«Tant qu'il n'est pas minuit, le tigre ne dit pas qu'il dort sans souper.»
Toast à déclarer peu avant la nouvelle année.
Tenant la lettre que je viens d'écrire à Luciole à deux mains, je tente de me relire pour me corriger. Tant de fautes d'orthographe... Triste, j'ai peur que ça attriste encore plus Luciole si elle voit la langue française malmenée par mes soins.
«Tendre Luciole,
Tu auras deviné que je suis au courant de ce qui s'est passé. Tellement triste pour toi... Tu vas bien, j'espère ? Tu sais que je suis là si tu déprimes trop...
Tu en doutes ? Tu ne ferais pas la même chose si j'avais été à ta place ?
Tout ça à cause de Xavier...
Tu ne pourras pas dire que je ne t'avais pas prévenue...
Tu t'es fait manipuler par un garçon.
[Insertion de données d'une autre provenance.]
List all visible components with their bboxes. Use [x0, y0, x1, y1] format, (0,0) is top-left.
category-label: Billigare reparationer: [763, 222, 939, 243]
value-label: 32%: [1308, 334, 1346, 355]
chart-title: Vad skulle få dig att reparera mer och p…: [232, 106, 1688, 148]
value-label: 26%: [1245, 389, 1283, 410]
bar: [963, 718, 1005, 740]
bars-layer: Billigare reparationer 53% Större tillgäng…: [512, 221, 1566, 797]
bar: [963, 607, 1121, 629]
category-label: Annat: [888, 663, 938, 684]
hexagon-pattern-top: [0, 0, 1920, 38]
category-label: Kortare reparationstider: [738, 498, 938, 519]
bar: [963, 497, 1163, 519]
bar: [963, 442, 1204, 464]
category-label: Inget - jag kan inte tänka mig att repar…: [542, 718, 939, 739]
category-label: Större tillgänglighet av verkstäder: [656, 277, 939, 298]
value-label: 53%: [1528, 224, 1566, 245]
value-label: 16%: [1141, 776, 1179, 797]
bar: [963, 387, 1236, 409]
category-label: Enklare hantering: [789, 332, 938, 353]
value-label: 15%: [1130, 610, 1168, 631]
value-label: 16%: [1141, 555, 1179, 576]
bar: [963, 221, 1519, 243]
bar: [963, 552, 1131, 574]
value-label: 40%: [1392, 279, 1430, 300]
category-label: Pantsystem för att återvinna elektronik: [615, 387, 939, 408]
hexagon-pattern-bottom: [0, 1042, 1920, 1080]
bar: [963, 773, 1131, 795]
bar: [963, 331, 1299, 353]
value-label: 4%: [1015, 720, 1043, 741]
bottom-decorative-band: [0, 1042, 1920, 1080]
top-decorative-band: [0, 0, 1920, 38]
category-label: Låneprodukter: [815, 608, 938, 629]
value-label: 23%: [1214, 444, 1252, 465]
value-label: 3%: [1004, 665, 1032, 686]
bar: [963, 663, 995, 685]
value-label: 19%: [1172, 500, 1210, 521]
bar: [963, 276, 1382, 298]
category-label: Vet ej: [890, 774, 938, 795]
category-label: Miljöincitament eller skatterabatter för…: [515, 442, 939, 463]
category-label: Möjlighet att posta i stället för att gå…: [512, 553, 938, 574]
Tu n'as pas à t'en vouloir : ça aurait pu arriver à n'importe qui. Tu n'as pas à culpabiliser d'être tombée sur un idiot...
Touchant, tu l'as trouvé touchant le Xavier quand il t'a demandé de sortir avec toi, sous la pluie, juste avant d'aller au collège. Tu n'arrêtais pas de me le répéter : «Tu sais, il est touchant, il est touchant, il était trop mignon, trop mignon.»
Tu parles !
Très crédible il était lorsqu'il te tenait la main dans les couloirs ou quand il te laissait entrer dans la salle de classe avant lui. Talent, quel talent de comédien !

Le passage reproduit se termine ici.